A phylogeny is an evolutionary tree reconstructed from its leaves (each of which represents a different species) by using DNA sequence or gene data and a plausible model of evolution. Phylogenies are crucial tools in understanding biological evolution and biological mechanisms and their reconstruction has been one of the main algorithmic problems in computational biology. Reconstruction of the evolutionary history of a group of organisms has changed the face of biology and is being used increasingly in drug discovery, epidemiology, and genetic engineering. Unfortunately, such reconstructions typically involve solving difficult optimization problems, so that even moderately large datasets can require months to years of computation. In addition, almost all evolutionary reconstructions presently assume that the historical pattern is one of strict divergence that can be represented by a binary tree. This assumption is frequently violated, especially by plants which often hybridize readily and thus produce networks of relationships.
The future of high-performance computing relies on the efficient use of clusters with symmetric multiprocessor nodes and scalable interconnection networks. Hardware benchmark results reveal awesome performance rates for each component; however, few applications on SMP clusters ever reach a fraction of these peak speeds. Our focus is to develop a hybrid, hierarchical methodology that is a much closer abstraction of the underlying machine and is ideally suited to SMP clusters. The current deployment of teraflops and the future development of petaflops systems will certainly require the exploitation of similar advanced programming models.
We are addressing a number of basic combinatorial computations that are commonly needed in various large scale applications. One such computation is sorting, a problem that has been studied extensively in the literature because of its many important applications and because of its intrinsic theoretical significance.

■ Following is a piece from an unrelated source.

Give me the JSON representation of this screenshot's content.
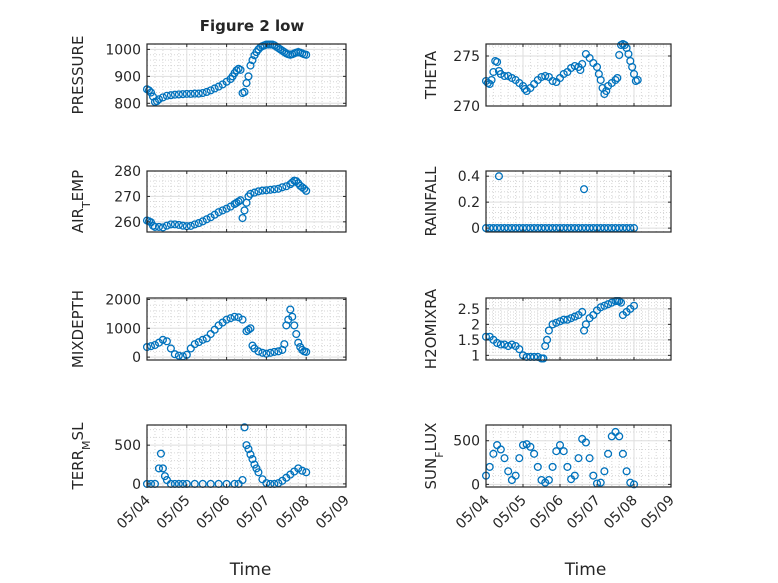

Our research has produced the fastest known high-level, practical algorithms for many combinatorial problems such as sorting, personalized communication, selection, list ranking, and data redistribution, on general purpose parallel machines.

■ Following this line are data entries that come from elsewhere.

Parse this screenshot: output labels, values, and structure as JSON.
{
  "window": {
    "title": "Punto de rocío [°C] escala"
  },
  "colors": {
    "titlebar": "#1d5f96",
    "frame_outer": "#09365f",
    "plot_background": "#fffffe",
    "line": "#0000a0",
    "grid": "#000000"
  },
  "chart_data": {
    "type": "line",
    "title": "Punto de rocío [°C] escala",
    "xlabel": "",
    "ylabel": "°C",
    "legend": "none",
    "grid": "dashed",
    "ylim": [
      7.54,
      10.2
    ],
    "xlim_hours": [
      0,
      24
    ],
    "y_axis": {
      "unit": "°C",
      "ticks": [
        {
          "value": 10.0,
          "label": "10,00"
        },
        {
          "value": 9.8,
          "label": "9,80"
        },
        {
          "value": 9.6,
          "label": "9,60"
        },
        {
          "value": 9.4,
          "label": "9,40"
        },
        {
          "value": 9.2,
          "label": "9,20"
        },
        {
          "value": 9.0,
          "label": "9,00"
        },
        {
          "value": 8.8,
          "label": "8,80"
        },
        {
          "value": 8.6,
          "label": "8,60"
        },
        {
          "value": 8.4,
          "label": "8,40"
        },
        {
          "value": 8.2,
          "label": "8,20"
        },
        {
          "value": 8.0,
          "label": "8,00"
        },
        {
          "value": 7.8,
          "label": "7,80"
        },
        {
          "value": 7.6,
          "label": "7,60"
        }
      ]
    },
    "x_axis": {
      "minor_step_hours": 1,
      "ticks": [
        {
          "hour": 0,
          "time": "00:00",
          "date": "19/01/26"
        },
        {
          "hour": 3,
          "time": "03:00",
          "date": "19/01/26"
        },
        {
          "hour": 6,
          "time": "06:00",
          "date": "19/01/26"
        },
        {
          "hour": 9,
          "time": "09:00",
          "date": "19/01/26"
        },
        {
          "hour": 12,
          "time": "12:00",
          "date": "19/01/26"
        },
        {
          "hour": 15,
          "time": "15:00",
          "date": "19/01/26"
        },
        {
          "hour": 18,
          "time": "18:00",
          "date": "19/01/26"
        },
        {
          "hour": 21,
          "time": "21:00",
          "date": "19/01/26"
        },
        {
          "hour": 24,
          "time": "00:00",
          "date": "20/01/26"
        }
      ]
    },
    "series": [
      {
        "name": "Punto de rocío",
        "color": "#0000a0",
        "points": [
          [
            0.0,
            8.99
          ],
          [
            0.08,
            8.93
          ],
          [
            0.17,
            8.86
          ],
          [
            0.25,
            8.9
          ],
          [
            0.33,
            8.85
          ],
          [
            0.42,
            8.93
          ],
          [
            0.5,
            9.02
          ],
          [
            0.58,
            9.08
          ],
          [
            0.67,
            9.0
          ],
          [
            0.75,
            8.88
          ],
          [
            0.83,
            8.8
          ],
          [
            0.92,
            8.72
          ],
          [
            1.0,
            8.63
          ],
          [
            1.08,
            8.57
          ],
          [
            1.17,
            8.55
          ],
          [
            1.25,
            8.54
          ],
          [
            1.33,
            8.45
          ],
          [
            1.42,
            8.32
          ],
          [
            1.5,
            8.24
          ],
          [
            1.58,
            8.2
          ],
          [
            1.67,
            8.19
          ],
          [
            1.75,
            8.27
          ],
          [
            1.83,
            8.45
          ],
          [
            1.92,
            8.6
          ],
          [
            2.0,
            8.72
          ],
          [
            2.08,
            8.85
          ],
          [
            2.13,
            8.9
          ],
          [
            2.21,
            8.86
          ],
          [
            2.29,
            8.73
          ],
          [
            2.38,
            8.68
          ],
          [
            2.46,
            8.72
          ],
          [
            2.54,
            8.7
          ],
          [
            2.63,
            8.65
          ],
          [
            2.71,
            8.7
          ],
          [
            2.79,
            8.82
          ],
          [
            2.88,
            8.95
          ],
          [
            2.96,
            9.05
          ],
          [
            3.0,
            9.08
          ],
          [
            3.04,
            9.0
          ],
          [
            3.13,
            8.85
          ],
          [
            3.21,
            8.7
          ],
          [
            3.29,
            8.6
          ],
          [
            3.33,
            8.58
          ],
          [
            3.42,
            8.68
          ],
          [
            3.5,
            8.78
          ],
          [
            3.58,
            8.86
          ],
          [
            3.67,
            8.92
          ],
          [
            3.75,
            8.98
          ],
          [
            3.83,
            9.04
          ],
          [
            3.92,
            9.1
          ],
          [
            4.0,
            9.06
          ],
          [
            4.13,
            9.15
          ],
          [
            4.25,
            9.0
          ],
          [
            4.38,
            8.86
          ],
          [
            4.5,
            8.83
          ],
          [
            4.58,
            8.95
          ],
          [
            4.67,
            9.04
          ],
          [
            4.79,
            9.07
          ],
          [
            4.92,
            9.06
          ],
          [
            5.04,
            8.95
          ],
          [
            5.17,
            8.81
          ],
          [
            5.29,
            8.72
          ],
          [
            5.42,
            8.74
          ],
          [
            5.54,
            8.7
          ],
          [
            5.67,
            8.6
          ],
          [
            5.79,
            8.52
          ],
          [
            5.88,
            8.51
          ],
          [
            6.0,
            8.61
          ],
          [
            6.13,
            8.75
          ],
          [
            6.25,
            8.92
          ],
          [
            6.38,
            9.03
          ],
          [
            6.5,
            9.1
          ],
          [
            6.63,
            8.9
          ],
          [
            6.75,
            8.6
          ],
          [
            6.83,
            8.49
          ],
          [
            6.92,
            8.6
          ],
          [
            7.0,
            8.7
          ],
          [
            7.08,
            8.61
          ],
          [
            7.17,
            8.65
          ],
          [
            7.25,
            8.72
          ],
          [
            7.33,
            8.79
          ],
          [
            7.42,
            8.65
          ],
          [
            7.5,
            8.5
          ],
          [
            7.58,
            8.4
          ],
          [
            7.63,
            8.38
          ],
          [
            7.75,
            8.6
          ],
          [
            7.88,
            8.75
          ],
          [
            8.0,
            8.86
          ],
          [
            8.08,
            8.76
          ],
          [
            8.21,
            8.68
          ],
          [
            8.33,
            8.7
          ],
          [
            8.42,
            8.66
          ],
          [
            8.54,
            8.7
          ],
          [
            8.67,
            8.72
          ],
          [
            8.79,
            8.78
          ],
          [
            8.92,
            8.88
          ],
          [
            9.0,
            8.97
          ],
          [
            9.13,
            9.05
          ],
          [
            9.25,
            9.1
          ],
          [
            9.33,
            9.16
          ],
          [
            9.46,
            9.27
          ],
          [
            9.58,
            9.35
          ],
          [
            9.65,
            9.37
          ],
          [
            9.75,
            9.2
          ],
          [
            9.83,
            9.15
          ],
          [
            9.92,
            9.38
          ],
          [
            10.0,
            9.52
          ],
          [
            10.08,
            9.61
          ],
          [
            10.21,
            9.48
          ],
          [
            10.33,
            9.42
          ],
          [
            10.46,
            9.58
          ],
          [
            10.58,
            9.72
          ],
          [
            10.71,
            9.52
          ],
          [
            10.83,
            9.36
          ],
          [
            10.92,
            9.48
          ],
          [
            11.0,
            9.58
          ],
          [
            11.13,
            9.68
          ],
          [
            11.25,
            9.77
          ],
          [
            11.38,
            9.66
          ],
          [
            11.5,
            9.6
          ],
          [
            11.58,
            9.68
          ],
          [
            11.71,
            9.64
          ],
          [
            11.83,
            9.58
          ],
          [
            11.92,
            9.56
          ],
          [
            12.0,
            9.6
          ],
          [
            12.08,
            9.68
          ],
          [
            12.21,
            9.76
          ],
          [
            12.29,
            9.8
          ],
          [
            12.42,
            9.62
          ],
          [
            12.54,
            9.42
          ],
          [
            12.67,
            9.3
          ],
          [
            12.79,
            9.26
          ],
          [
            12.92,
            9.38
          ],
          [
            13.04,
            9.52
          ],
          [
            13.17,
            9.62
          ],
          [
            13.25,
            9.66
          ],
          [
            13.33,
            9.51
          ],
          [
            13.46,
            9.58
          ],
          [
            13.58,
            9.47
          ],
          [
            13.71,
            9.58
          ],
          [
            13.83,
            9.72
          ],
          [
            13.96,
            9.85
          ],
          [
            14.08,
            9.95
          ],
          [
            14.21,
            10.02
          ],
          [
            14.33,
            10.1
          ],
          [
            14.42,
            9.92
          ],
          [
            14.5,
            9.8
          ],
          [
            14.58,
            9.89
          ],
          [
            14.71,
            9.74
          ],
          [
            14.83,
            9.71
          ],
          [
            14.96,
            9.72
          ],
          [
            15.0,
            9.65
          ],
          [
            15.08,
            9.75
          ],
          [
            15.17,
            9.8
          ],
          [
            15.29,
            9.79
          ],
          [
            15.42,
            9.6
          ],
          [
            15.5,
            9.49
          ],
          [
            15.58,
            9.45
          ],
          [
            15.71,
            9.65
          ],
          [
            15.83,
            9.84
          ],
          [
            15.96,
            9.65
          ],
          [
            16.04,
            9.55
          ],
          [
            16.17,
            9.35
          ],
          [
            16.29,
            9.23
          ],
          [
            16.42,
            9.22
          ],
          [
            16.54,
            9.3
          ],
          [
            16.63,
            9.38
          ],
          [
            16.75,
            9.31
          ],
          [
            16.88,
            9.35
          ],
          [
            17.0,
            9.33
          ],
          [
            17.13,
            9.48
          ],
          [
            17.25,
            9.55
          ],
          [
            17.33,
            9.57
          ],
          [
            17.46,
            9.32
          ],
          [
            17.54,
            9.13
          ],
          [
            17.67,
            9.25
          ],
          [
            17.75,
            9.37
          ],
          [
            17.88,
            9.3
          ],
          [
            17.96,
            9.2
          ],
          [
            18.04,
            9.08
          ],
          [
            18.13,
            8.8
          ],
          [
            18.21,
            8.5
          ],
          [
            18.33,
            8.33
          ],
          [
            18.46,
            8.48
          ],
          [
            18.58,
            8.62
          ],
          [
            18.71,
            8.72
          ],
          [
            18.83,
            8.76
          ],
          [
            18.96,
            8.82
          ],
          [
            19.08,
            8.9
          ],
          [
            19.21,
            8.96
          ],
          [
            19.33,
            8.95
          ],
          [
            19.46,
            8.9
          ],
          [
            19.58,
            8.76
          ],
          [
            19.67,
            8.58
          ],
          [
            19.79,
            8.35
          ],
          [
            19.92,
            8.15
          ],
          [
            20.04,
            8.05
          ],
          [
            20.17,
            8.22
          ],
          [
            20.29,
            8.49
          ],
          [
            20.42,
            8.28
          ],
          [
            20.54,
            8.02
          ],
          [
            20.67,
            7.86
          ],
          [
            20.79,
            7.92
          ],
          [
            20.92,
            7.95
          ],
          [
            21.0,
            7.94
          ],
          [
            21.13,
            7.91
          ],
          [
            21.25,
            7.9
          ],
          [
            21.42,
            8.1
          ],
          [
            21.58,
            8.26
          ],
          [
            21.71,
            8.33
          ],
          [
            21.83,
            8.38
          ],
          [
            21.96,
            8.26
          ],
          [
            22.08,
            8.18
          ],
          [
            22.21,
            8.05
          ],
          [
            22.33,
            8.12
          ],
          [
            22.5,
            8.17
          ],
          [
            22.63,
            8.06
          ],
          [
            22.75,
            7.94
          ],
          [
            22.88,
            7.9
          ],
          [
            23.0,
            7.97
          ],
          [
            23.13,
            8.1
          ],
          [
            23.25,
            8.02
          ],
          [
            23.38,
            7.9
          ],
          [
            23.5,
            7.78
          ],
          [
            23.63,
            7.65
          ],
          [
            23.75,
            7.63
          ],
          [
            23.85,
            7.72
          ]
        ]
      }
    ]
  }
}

Image processing applications are well-suited to high performance computing techniques for several reasons: uniform grid layouts, spatial locality, and highly regular kernels. Images used for analysis are produced from a variety of applications, for example, remote sensing, image understanding, face recognition, detection of surface defects in industrial manufacturing, military target recognition, etc. Some of the processing is low-level, such as image calibration or enhancement, while other analysis is intermediate- or high-level, such as segmenting an image into objects or regions and classifying each. We have developed a high performance suite of practical algorithms for image processing that seem to outperform all other known implementations on the same platforms.